The only thing arguing against the conversion would be is if the transfer should have minimal CPU load: a modern architecture could transfer the data from disk/memory to bus without CPU intervention. However, with above numbers I'd say that doesn't matter in practice.
[edit]
I checked some numbers, the 387 coprocessor would indeed have taken around 70 cycles for a load-store cycle. On the initial pentium, you are down to 3 cycles without any parallelization.
So, unless you run a gigabit network on a 386...
It's going to depend on your implementation of C++ libraries. Test it and see.
Even if it does take time this will not be the slow point in your application.
Your FPU can do the conversion a lot quicker than it can send network traffic (so the bottleneck here will more than likely be the write to the socket).
But as with al things like this measure it and see.
Personally I don't think any time spent here will affect the real time spent sending the data.
Assuming that you're talking about a significant number of packets to ship the data (a reasonable assumption if you're sending millions of values) casting the doubles to float will likely reduce the number of network packets by about half (assuming sizeof(double)==8 and sizeof(float)==4).
Almost certainly the savings in network traffic will dominate whatever time is spent performing the conversion. But as everyone says, measuring some tests will be the proof of the pudding.
Bearing in mind that most compilers deal with doubles a lot more efficiently than floats -- many promote float to double before performing operations on them -- I'd consider taking the block of data, ZIPping/compressing it, then sending the compressed block across.
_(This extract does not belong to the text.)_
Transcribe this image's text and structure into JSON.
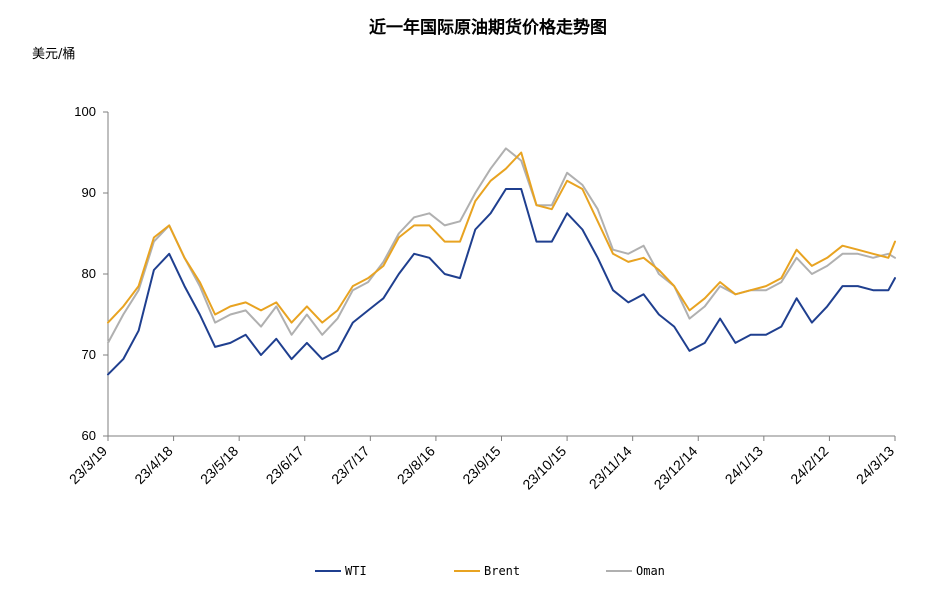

Depending on what your data looks like, you could get 60-90% compression, vs. the 50% you'd get converting 8-byte values to four bytes.
You don't have any choice but to measure them yourself and see. You could use timers to measure them. Looks like some has already implemented a neat C++ timer class
I think this cast is a lot cheaper than you think since it doesn't really involve any kind of calculation. In fact, it's just bitshifting to get rid of some of the digits of exponent and mantissa.
It will also depend on the CPU and what floating point support it has. In the bad old days (1980s), processors supported integer operations only. Floating point math had to be emulated in software. A separate chip for floating point (a coprocessor) could be bought separately.
Modern CPUs now have SIMD instructions, so large amounts of floating point data can be processed at once. These instructions include MMX, SSE, 3DNow! and the like. Your compiler may know how to make use of these instructions, but you may need to write your code in a particular way, and turn on the right options.
Finally, the fastest way to process floating point data is in a video card. A fairly new language called OpenCL lets you send tasks to the video card to be processed there.
It all depends on how much performance you need.